Momma von Doom is back, and now that her little boy is all grown up and done with trying to take over the world, she’s pleased enough with what she sees in her cauldron to pay him a visit. Or at least that’s what she’s claiming. Chances are she’s up to no good, and before long, we’ll learn what her real plan is. But until then…we’re just going to have to ride this one out.
Despite what Cynthia von Doom has planned for her little metal-clad man, you want to know whether Infamous Iron Man #5 is worth the read, right? Keep reading to find out.
Infamous Iron Man #5 (Marvel Comics)
While the concept still interests me, I feel as though Infamous Iron Man may be taking itself a little too seriously, and in doing so, is missing out on the opportunity to be the entertaining book that we all know it can be. After all, Doom’s combination of intellect, magical skill, and tech, make him one hell of an antihero. And with the history that this man has—as a villain nonetheless—one would think that it wouldn’t be hard to produce hard-hitting issues on a consistent basis. Maybe I’m asking for too much, maybe not. Regardless of what I’m looking for—regardless of what I expect from this series—Infamous Iron Man #5 feels dull.
By the end of this issue, my feelings did change somewhat, but the journey to that point was one paved in relative disinterest. Yes, I am excited that Doom’s mother Cynthia is apparently back in the picture, but watching her interact with her son—mostly thanks to Victor—was awkward at best. And while I realize that Victor speaking with his mother, who, up until a few moments prior, he had assumed was dead, should be awkward, their exchange was far from genuine.
I was hoping for an emotionally intense reaction from Doom when he realized that the sorceress standing before him really was his mother, but instead, he seemed to be relatively uninspired. While I can understand that Doom was more likely than not trying to make sense of what was happening, I was let down nonetheless. Even when the two ‘battled’ I couldn’t sense any of the anger or the frustration, or really, any of the fear that Doom was feeling at the time. The again, is it all that far-fetched that Doom—after the years of being, well, Doctor Doom—is emotionally disconnected? I don’t think that this idea is outlandish, but I do think that Brian Michael Bendis could have done more in Infamous Iron Man #5 to ensure that the reader understood the severity of the situation at hand.
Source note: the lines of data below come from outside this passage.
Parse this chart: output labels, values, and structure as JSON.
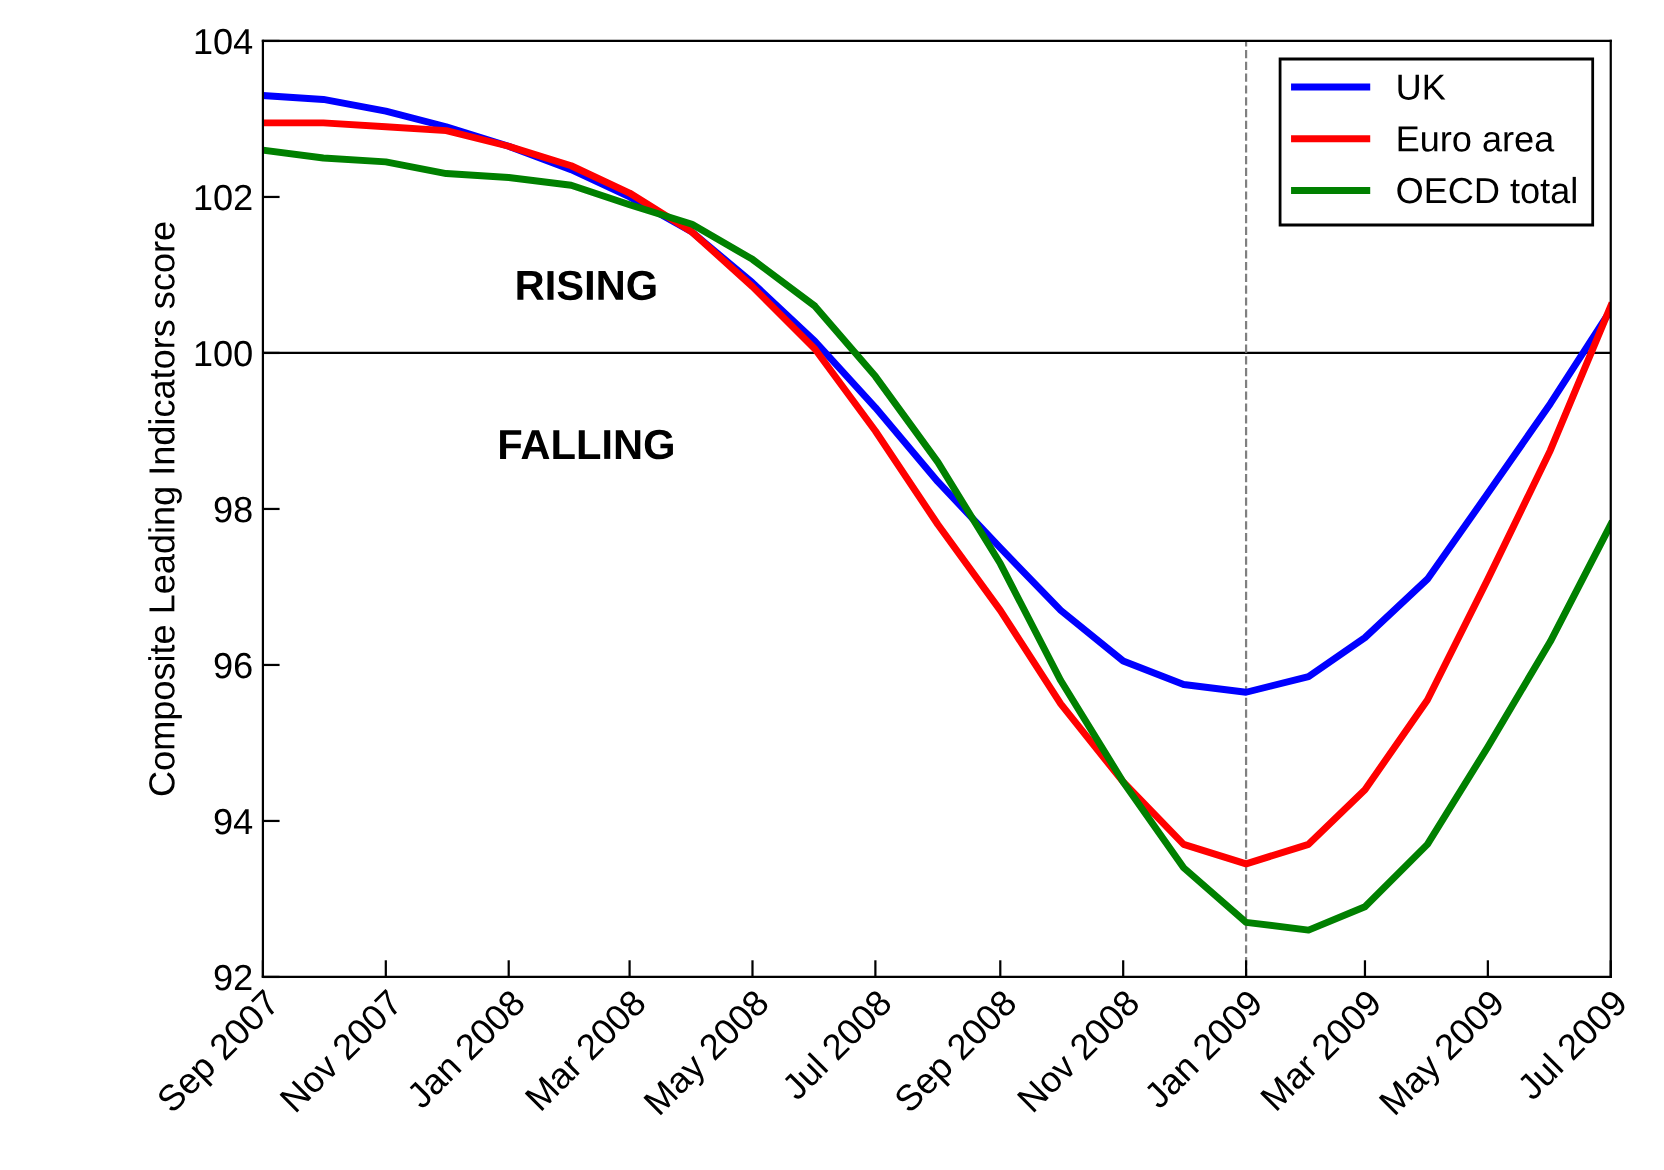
{
  "chart_data": {
    "type": "line",
    "ylabel": "Composite Leading Indicators score",
    "x": [
      "2007-09",
      "2007-10",
      "2007-11",
      "2007-12",
      "2008-01",
      "2008-02",
      "2008-03",
      "2008-04",
      "2008-05",
      "2008-06",
      "2008-07",
      "2008-08",
      "2008-09",
      "2008-10",
      "2008-11",
      "2008-12",
      "2009-01",
      "2009-02",
      "2009-03",
      "2009-04",
      "2009-05",
      "2009-06",
      "2009-07"
    ],
    "series": [
      {
        "name": "UK",
        "color": "#0000ff",
        "values": [
          103.3,
          103.25,
          103.1,
          102.9,
          102.65,
          102.35,
          102.0,
          101.55,
          100.9,
          100.15,
          99.3,
          98.35,
          97.5,
          96.7,
          96.05,
          95.75,
          95.65,
          95.85,
          96.35,
          97.1,
          98.2,
          99.35,
          100.55
        ]
      },
      {
        "name": "Euro area",
        "color": "#ff0000",
        "values": [
          102.95,
          102.95,
          102.9,
          102.85,
          102.65,
          102.4,
          102.05,
          101.55,
          100.85,
          100.05,
          99.0,
          97.8,
          96.7,
          95.5,
          94.5,
          93.7,
          93.45,
          93.7,
          94.4,
          95.55,
          97.1,
          98.75,
          100.6
        ]
      },
      {
        "name": "OECD total",
        "color": "#008000",
        "values": [
          102.6,
          102.5,
          102.45,
          102.3,
          102.25,
          102.15,
          101.9,
          101.65,
          101.2,
          100.6,
          99.7,
          98.6,
          97.3,
          95.8,
          94.5,
          93.4,
          92.7,
          92.6,
          92.9,
          93.7,
          94.95,
          96.3,
          97.8
        ]
      }
    ],
    "xlim": [
      "2007-09",
      "2009-07"
    ],
    "xticks": [
      {
        "value": "2007-09",
        "label": "Sep 2007"
      },
      {
        "value": "2007-11",
        "label": "Nov 2007"
      },
      {
        "value": "2008-01",
        "label": "Jan 2008"
      },
      {
        "value": "2008-03",
        "label": "Mar 2008"
      },
      {
        "value": "2008-05",
        "label": "May 2008"
      },
      {
        "value": "2008-07",
        "label": "Jul 2008"
      },
      {
        "value": "2008-09",
        "label": "Sep 2008"
      },
      {
        "value": "2008-11",
        "label": "Nov 2008"
      },
      {
        "value": "2009-01",
        "label": "Jan 2009"
      },
      {
        "value": "2009-03",
        "label": "Mar 2009"
      },
      {
        "value": "2009-05",
        "label": "May 2009"
      },
      {
        "value": "2009-07",
        "label": "Jul 2009"
      }
    ],
    "ylim": [
      92,
      104
    ],
    "yticks": [
      92,
      94,
      96,
      98,
      100,
      102,
      104
    ],
    "ref_lines": [
      {
        "axis": "y",
        "value": 100,
        "color": "#000000",
        "line_style": "solid"
      },
      {
        "axis": "x",
        "value": "2009-01",
        "color": "#808080",
        "line_style": "dashed"
      }
    ],
    "annotations": [
      "RISING",
      "FALLING"
    ],
    "legend": "top right",
    "grid": false,
    "marker": "none",
    "line_style": "solid"
  }
}
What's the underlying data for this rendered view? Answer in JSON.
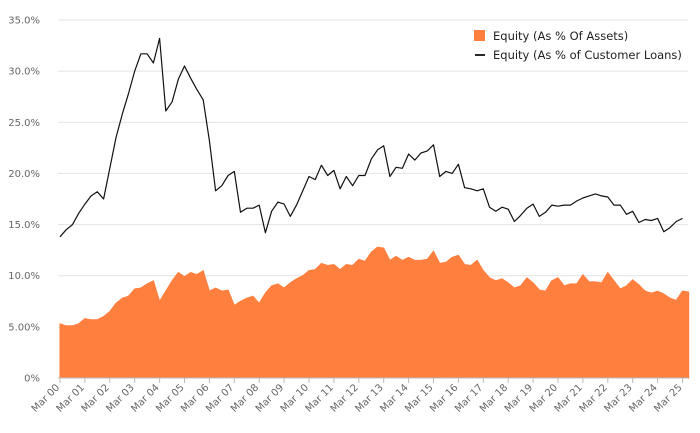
{
  "chart_data": {
    "type": "area",
    "x_labels": [
      "Mar 00",
      "Mar 01",
      "Mar 02",
      "Mar 03",
      "Mar 04",
      "Mar 05",
      "Mar 06",
      "Mar 07",
      "Mar 08",
      "Mar 09",
      "Mar 10",
      "Mar 11",
      "Mar 12",
      "Mar 13",
      "Mar 14",
      "Mar 15",
      "Mar 16",
      "Mar 17",
      "Mar 18",
      "Mar 19",
      "Mar 20",
      "Mar 21",
      "Mar 22",
      "Mar 23",
      "Mar 24",
      "Mar 25"
    ],
    "y_ticks": [
      "0%",
      "5.00%",
      "10.0%",
      "15.0%",
      "20.0%",
      "25.0%",
      "30.0%",
      "35.0%"
    ],
    "ylim": [
      0,
      35
    ],
    "points_per_year": 4,
    "grid": "horizontal",
    "legend_position": "top-right",
    "series": [
      {
        "name": "Equity (As % Of Assets)",
        "style": "area",
        "color": "#ff7f3f",
        "values": [
          5.3,
          5.1,
          5.1,
          5.3,
          5.8,
          5.7,
          5.7,
          6.0,
          6.5,
          7.3,
          7.8,
          8.0,
          8.7,
          8.8,
          9.2,
          9.5,
          7.5,
          8.5,
          9.5,
          10.3,
          9.9,
          10.3,
          10.1,
          10.5,
          8.5,
          8.8,
          8.5,
          8.6,
          7.1,
          7.5,
          7.8,
          8.0,
          7.3,
          8.3,
          9.0,
          9.2,
          8.8,
          9.3,
          9.7,
          10.0,
          10.5,
          10.6,
          11.2,
          11.0,
          11.1,
          10.6,
          11.1,
          11.0,
          11.6,
          11.4,
          12.3,
          12.8,
          12.7,
          11.5,
          11.9,
          11.5,
          11.8,
          11.5,
          11.5,
          11.6,
          12.4,
          11.2,
          11.3,
          11.8,
          12.0,
          11.1,
          11.0,
          11.5,
          10.5,
          9.8,
          9.5,
          9.7,
          9.3,
          8.8,
          9.0,
          9.8,
          9.3,
          8.6,
          8.5,
          9.5,
          9.8,
          9.0,
          9.2,
          9.2,
          10.1,
          9.4,
          9.4,
          9.3,
          10.3,
          9.5,
          8.7,
          9.0,
          9.6,
          9.1,
          8.5,
          8.3,
          8.5,
          8.2,
          7.8,
          7.6,
          8.5,
          8.4
        ]
      },
      {
        "name": "Equity (As % of Customer Loans)",
        "style": "line",
        "color": "#111111",
        "values": [
          13.8,
          14.5,
          15.0,
          16.1,
          17.0,
          17.8,
          18.2,
          17.5,
          20.5,
          23.5,
          25.8,
          27.8,
          30.0,
          31.7,
          31.7,
          30.8,
          33.2,
          26.1,
          27.0,
          29.2,
          30.5,
          29.3,
          28.2,
          27.2,
          23.2,
          18.3,
          18.8,
          19.8,
          20.2,
          16.2,
          16.6,
          16.6,
          16.9,
          14.2,
          16.3,
          17.2,
          17.0,
          15.8,
          16.9,
          18.3,
          19.7,
          19.4,
          20.8,
          19.8,
          20.3,
          18.5,
          19.7,
          18.8,
          19.8,
          19.8,
          21.4,
          22.3,
          22.7,
          19.7,
          20.6,
          20.5,
          21.9,
          21.3,
          22.0,
          22.2,
          22.8,
          19.7,
          20.2,
          20.0,
          20.9,
          18.6,
          18.5,
          18.3,
          18.5,
          16.7,
          16.3,
          16.7,
          16.5,
          15.3,
          15.9,
          16.6,
          17.0,
          15.8,
          16.2,
          16.9,
          16.8,
          16.9,
          16.9,
          17.3,
          17.6,
          17.8,
          18.0,
          17.8,
          17.7,
          16.9,
          16.9,
          16.0,
          16.3,
          15.2,
          15.5,
          15.4,
          15.6,
          14.3,
          14.7,
          15.3,
          15.6
        ]
      }
    ]
  }
}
Alex Maleev’s illustrations and Matt Hollingsworth’s color work throughout the issue are quite impressive and emotional depth and resonance where it’s lacking. My favorite panels in this book are those that depict magic. The color work in these scenes is especially stunning, see image below.
While the color work does earn this book some extra points, what deserves the most credit in this issue is the ending. Now, while the ending isn’t a cliffhanger per se, it is a bit of a jaw-dropper. Some of you may have already put together the big reveal at the end, but for those of you who haven’t, it’s a nice a surprise. And while I’m not about to spoil it here, I will say that the ending gives me hope for the future of the series. I have a feeling that things are about to get a whole lot worse for Victor.